For months, U.S. and European intelligence officials were familiar with at least half of the terrorists involved in the horrific Paris attack that claimed the lives 129 people, injuring 350 more on November 13.
This new information follows revelations that the U.S. Department of Homeland Security (DHS) knew the identity of Abdelhamid Abaaoud, 27, the believed mastermind behind the Paris attacks, for six months and even predicted that he would orchestrate attacks in the West, specifically in France.(1)
Abaaoud was killed in a police raid by French authorities on Thursday. Abaaoud’s cousin, Hasna Ait Boulahcen, 26, was also killed in the raid after she detonated a suicide bomb strapped to her chest.(2,3)

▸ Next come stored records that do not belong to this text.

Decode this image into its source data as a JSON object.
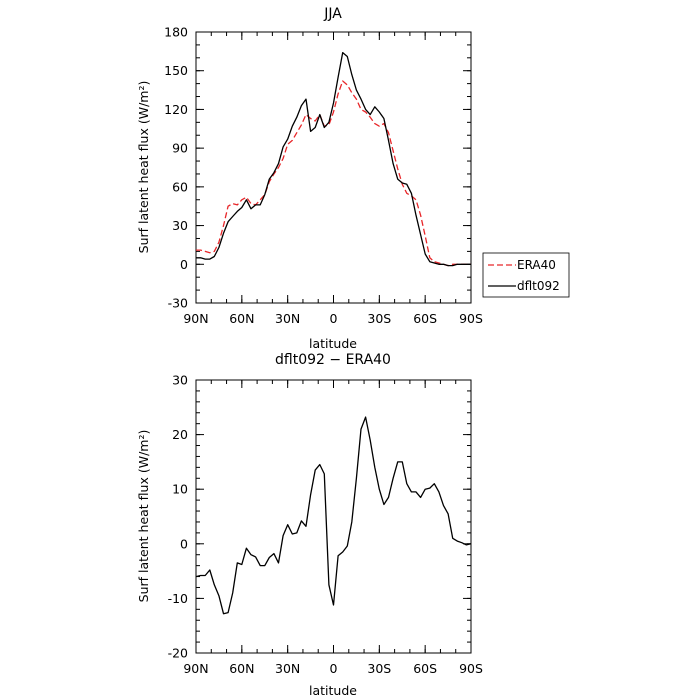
{
  "chart_data": [
    {
      "type": "line",
      "title": "JJA",
      "xlabel": "latitude",
      "ylabel": "Surf latent heat flux (W/m²)",
      "xlim": [
        90,
        -90
      ],
      "ylim": [
        -30,
        180
      ],
      "x_ticks": [
        {
          "value": 90,
          "label": "90N"
        },
        {
          "value": 60,
          "label": "60N"
        },
        {
          "value": 30,
          "label": "30N"
        },
        {
          "value": 0,
          "label": "0"
        },
        {
          "value": -30,
          "label": "30S"
        },
        {
          "value": -60,
          "label": "60S"
        },
        {
          "value": -90,
          "label": "90S"
        }
      ],
      "y_ticks": [
        -30,
        0,
        30,
        60,
        90,
        120,
        150,
        180
      ],
      "legend": {
        "placement": "right"
      },
      "series": [
        {
          "name": "ERA40",
          "color": "#e8272a",
          "dash": "dashed",
          "x": [
            90,
            87,
            84,
            81,
            78,
            75,
            72,
            69,
            66,
            63,
            60,
            57,
            54,
            51,
            48,
            45,
            42,
            39,
            36,
            33,
            30,
            27,
            24,
            21,
            18,
            15,
            12,
            9,
            6,
            3,
            0,
            -3,
            -6,
            -9,
            -12,
            -15,
            -18,
            -21,
            -24,
            -27,
            -30,
            -33,
            -36,
            -39,
            -42,
            -45,
            -48,
            -51,
            -54,
            -57,
            -60,
            -63,
            -66,
            -69,
            -72,
            -75,
            -78,
            -81,
            -84,
            -87,
            -90
          ],
          "y": [
            11,
            11,
            10,
            9,
            10,
            17,
            30,
            45,
            47,
            46,
            50,
            52,
            47,
            46,
            50,
            54,
            64,
            70,
            75,
            82,
            93,
            96,
            102,
            108,
            116,
            113,
            111,
            116,
            107,
            108,
            118,
            132,
            142,
            139,
            133,
            128,
            120,
            118,
            114,
            109,
            107,
            109,
            102,
            88,
            74,
            62,
            55,
            53,
            50,
            38,
            22,
            5,
            2,
            1,
            0,
            -1,
            0,
            0,
            0,
            0,
            0
          ]
        },
        {
          "name": "dflt092",
          "color": "#000000",
          "dash": "solid",
          "x": [
            90,
            87,
            84,
            81,
            78,
            75,
            72,
            69,
            66,
            63,
            60,
            57,
            54,
            51,
            48,
            45,
            42,
            39,
            36,
            33,
            30,
            27,
            24,
            21,
            18,
            15,
            12,
            9,
            6,
            3,
            0,
            -3,
            -6,
            -9,
            -12,
            -15,
            -18,
            -21,
            -24,
            -27,
            -30,
            -33,
            -36,
            -39,
            -42,
            -45,
            -48,
            -51,
            -54,
            -57,
            -60,
            -63,
            -66,
            -69,
            -72,
            -75,
            -78,
            -81,
            -84,
            -87,
            -90
          ],
          "y": [
            5,
            5,
            4,
            4,
            6,
            13,
            24,
            33,
            37,
            41,
            44,
            50,
            43,
            46,
            46,
            54,
            66,
            71,
            78,
            91,
            97,
            107,
            114,
            123,
            128,
            103,
            106,
            116,
            106,
            110,
            125,
            145,
            164,
            161,
            147,
            135,
            128,
            120,
            116,
            122,
            118,
            113,
            96,
            78,
            66,
            63,
            62,
            55,
            38,
            23,
            8,
            2,
            1,
            0,
            0,
            -1,
            -1,
            0,
            0,
            0,
            0
          ]
        }
      ]
    },
    {
      "type": "line",
      "title": "dflt092 − ERA40",
      "xlabel": "latitude",
      "ylabel": "Surf latent heat flux (W/m²)",
      "xlim": [
        90,
        -90
      ],
      "ylim": [
        -20,
        30
      ],
      "x_ticks": [
        {
          "value": 90,
          "label": "90N"
        },
        {
          "value": 60,
          "label": "60N"
        },
        {
          "value": 30,
          "label": "30N"
        },
        {
          "value": 0,
          "label": "0"
        },
        {
          "value": -30,
          "label": "30S"
        },
        {
          "value": -60,
          "label": "60S"
        },
        {
          "value": -90,
          "label": "90S"
        }
      ],
      "y_ticks": [
        -20,
        -10,
        0,
        10,
        20,
        30
      ],
      "series": [
        {
          "color": "#000000",
          "dash": "solid",
          "x": [
            90,
            87,
            84,
            81,
            78,
            75,
            72,
            69,
            66,
            63,
            60,
            57,
            54,
            51,
            48,
            45,
            42,
            39,
            36,
            33,
            30,
            27,
            24,
            21,
            18,
            15,
            12,
            9,
            6,
            3,
            0,
            -3,
            -6,
            -9,
            -12,
            -15,
            -18,
            -21,
            -24,
            -27,
            -30,
            -33,
            -36,
            -39,
            -42,
            -45,
            -48,
            -51,
            -54,
            -57,
            -60,
            -63,
            -66,
            -69,
            -72,
            -75,
            -78,
            -81,
            -84,
            -87,
            -90
          ],
          "y": [
            -6,
            -5.8,
            -5.8,
            -4.8,
            -7.5,
            -9.5,
            -12.8,
            -12.6,
            -9,
            -3.5,
            -3.8,
            -0.8,
            -2,
            -2.4,
            -4,
            -4,
            -2.5,
            -1.8,
            -3.5,
            1.5,
            3.5,
            1.8,
            2,
            4.2,
            3.2,
            9,
            13.5,
            14.5,
            12.8,
            -7.5,
            -11.2,
            -2.2,
            -1.5,
            -0.4,
            4,
            12,
            21,
            23.2,
            19,
            14,
            10,
            7.2,
            8.5,
            12,
            15,
            15,
            11,
            9.5,
            9.5,
            8.5,
            10,
            10.2,
            11,
            9.5,
            7,
            5.5,
            1,
            0.5,
            0.2,
            -0.2,
            0
          ]
        }
      ]
    }
  ]
}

DHS learned about Abaaoud and his plans to carry out future terror plots following an anti-terrorism raid in Verviers, Belgium, last January. Abaaoud was not apprehended during the raid. Police later learned that he was orchestrating attacks from a safehouse in Athens, Greece.
In the raid, Belgian authorities discovered IEDs, automatic weapons and materials indicating that the suspected terrorists planned to impersonate police as a tactic to wage terror attacks. DHS said the bust was the first in which a “large group of terrorists” possibly acting under the influence of ISIS was discovered, leading them to believe that more attacks throughout Europe were on its way.
U.S. knew the Paris attackers and predicted exactly where they would strike
Authorities believe at least nine terrorists were involved in the Paris attack, four of whom had their names recorded on the central counter-terrorism database, known as “TIDE.” At least one of the terror suspects was listed on the U.S. “no-fly list,” according to U.S. officials.(4) The U.S. reportedly added the suspected terrorists to the TIDE database after receiving intelligence from officials in Europe.
TIDE, the Terrorist Identities Datamart Environment, is a central, highly classified database containing information used to identify suspected terrorists trying to obtain visas, enter the country, board aircraft or engage in other activities, according to ISE.gov.(5)
One of the attackers, Salah Abdeslam, who grew up in the same neighborhood as Abaaoud, is still on the run and is believed to be wearing a disguise and using a fake name, according to the Daily Mail.(6)
Too many names on “no-fly list”
If the terror suspect listed on the U.S. “no-fly list” had attempted to fly into the U.S., would he have been stopped? Maybe, but it’s not certain. As of 2013, more than 1 million people were listed on the “no-fly list” and nearly 17,000 of them were believed to be dead. There are also a large number of innocent people on the list, including Americans.
The Intercept reports(7):
As of last July, over 3,500 suspected terrorists included in the U.S. government’s central terror database were “confirmed dead” and another 13,000 were “reportedly dead,” yet many of their names continued to be actively monitored in databases like the no-fly list, according to an intelligence assessment prepared by the Department of Homeland Security in August of this year.
The government argues that keeping dead terrorists on the “no-fly list” is necessary because many of them use social media to fake their deaths in attempt to evade security. However, Mike German, a former FBI agent and fellow at the Brennan Center’s National Security Program says that leaving the names of dead people on watch lists highlights how dysfunctional the system has become.
“The harm is that when the list is over a million names, or approaching a million names, it’s no longer a useful document,” German said. “It’s no longer about whether this person is a threat; it’s about a bureaucratic method of playing CYA.”
The oversized watch list also slows response time when genuine threats emerge. “The watchlist alarm is ringing constantly, because it has far too many names,” said German. “The response time has been lost because of over-vigilance.”